Like the rest of the world, there is a lot of discussion going about the use of clouds and virtualization in gridpp.
Using virtualization will have a performance impact, so using it for our type of computing (hpc/htc) may not be the best solution. However just what impact does it have? A quick search of the web suggests anywhere between 3 to 30%. Most of the overhead appears to be in the kernel and in i/o.
I decided that I wanted to do some of my own tests with the focus on the type of work we do in gridpp.
Testbed: 24 thread westmere processor running at 2.66 GHz + 48 Gig of memory using Scientific Linux 6.3 (basically RHEL6). I'm using the default install of KVM with the virtual image as a local file setup to use all 24 threads.
Benchmarks: 1) I unpack and make the ROOT analysis package using 24 threads; 2) as 1 but using only one thread. 3) I generate 500,000 Montecarlo events using the HERWIG++ Generator; 4) as 3 but I also include the time taken to unpack and install HERWIG++; 5) I run the HEP-SPEC06 benchmark. For tests 1 to 4 i use the TIME command to obtain the real time taken (smaller is better), for 5 I report the hep-spec score (larger is better). I will run the benchmarks on the bare metal install and on the VM on the same hardware and compare the results.
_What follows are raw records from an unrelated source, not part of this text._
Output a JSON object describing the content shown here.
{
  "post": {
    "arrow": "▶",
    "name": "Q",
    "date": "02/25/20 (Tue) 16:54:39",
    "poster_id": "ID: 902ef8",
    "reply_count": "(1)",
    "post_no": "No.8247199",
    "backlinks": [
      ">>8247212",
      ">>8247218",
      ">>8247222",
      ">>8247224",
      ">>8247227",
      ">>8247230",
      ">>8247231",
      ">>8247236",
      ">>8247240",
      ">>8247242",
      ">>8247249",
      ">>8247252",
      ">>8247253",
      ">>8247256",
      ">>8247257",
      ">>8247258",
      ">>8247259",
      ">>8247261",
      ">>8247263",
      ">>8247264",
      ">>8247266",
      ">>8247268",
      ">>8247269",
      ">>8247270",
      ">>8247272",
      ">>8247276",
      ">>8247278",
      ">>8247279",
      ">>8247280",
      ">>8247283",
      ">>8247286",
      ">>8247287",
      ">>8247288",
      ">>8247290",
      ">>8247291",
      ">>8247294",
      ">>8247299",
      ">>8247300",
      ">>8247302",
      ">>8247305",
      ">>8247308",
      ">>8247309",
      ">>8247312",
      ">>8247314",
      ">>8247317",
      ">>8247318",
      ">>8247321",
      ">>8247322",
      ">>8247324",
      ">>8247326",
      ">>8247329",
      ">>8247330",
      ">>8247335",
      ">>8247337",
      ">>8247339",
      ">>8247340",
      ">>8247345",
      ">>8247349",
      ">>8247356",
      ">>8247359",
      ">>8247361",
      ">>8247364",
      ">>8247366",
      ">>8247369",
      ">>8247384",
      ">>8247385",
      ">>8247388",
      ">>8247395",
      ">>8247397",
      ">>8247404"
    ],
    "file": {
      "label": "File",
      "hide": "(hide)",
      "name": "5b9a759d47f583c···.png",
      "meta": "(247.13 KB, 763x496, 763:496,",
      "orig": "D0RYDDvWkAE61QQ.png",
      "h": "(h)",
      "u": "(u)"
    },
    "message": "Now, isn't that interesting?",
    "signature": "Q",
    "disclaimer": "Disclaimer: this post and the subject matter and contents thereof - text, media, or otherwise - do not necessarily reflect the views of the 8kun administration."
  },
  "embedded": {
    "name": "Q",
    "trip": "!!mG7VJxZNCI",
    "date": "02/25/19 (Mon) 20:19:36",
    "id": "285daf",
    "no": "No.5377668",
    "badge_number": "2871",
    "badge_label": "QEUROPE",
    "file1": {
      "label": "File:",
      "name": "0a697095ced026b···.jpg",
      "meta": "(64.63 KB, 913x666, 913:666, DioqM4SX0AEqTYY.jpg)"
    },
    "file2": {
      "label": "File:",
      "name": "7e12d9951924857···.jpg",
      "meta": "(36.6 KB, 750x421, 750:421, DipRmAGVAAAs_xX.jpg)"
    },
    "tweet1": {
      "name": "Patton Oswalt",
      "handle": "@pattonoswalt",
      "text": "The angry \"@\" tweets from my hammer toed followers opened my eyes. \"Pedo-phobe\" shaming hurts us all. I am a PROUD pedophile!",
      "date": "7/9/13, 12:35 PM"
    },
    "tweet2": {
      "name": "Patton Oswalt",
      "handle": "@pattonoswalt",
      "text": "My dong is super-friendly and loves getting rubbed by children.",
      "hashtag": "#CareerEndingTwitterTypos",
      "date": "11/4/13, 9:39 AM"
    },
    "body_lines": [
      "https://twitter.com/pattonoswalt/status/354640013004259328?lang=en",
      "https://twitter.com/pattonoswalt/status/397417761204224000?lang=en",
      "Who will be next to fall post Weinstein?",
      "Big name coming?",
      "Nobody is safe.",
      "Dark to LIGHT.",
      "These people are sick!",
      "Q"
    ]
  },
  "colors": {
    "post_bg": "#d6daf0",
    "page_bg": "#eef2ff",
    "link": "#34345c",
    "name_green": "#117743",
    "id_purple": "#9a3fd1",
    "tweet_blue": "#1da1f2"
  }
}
Out of the box performance of KVM results in ~3% (CPU intensive) to 20% (sys call intensive) reduction in performance. There is some indication of correlation with ratio of sys time / user time (particular effect with make/tar/gzip?). This is not seen in HEP-SPEC result. SYS time is the CPU time spent within the kernel and from previous studies we expect this to incur a high performance hit in virtualization.
If I get the time I intend to repeat analysis using optimisations (e.g. guest image on LVM). Repeat analysis using fedora 18 ( ~RHEL 7). Repeat using sandybridge cpu. Look at network performance (eg iozone with lustre).